ARAME – A Justiça condenou a 30 anos de reclusão, em regime inicialmente fechado, um homem pelo crime de estupro de vulnerável tendo como vítima a própria neta, uma adolescente, que na época do início o ato criminoso, tinha 10 anos de idade. O julgamento ocorreu na terça-feira (10), em Arame, interior do Maranhão. Na mesma sentença, foi condenado a 10 anos de reclusão outro réu, que conviveu com a menina quando ela tinha cerca de 13 anos.
Segundo a denúncia, oferecida pelo promotor de Justiça, Felipe Augusto Rotondo, o avô materno praticou, de forma contínua, atos libidinosos e conjunção carnal contra a própria neta, por um período de aproximadamente três anos. Consta que os atos criminosos ocorreram entre 2020 e 2023, nos quais o autor teria se aproveitado da situação de coabitação e da autoridade familiar que exercia sobre a menor.
Os abusos resultaram na gravidez da menina. Um segundo réu, de 18 anos, também manteve conjunção carnal com a mesma vítima no início de 2023, estabelecendo com ela breve convivência como marido e mulher.

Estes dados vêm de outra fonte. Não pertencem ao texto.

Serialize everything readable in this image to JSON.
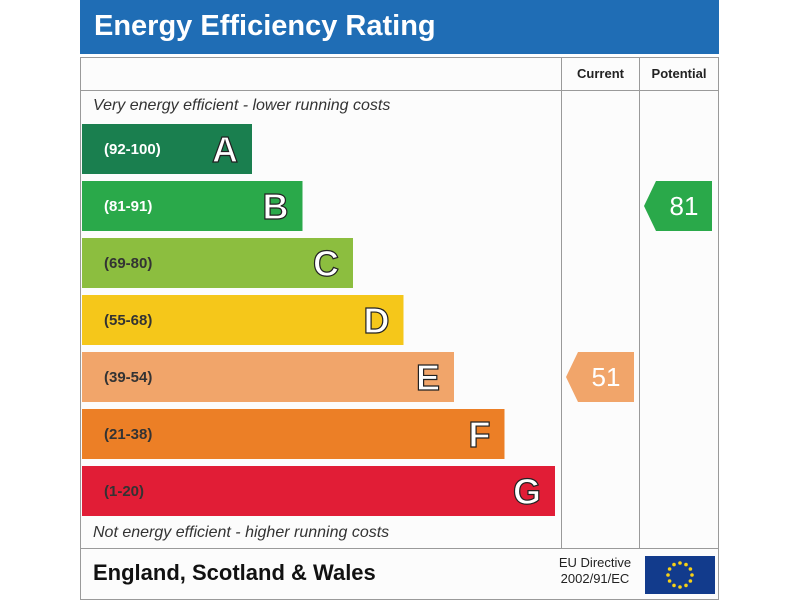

Pena: o juiz Rafael de Lima Sampaio Rosa julgou totalmente procedente os pedidos constantes na denúncia e condenou o avô da menina a 30 anos de reclusão, em regime inicialmente fechado, pela prática de estupro de vulnerável com causa de aumento por ser ascendente da vítima e continuidade delitiva. Em relação ao segundo réu, foi aplicada a pena de 10 anos de reclusão, a ser cumprida, inicialmente, em regime fechado, com direito de recorrer em liberdade, reconhecida a atenuante da menoridade relativa. Na dosimetria, o juiz destacou como circunstâncias especialmente desfavoráveis ao avô a culpa de quem, em vez de proteger a neta, optou por violentá-la sistematicamente dentro da própria casa.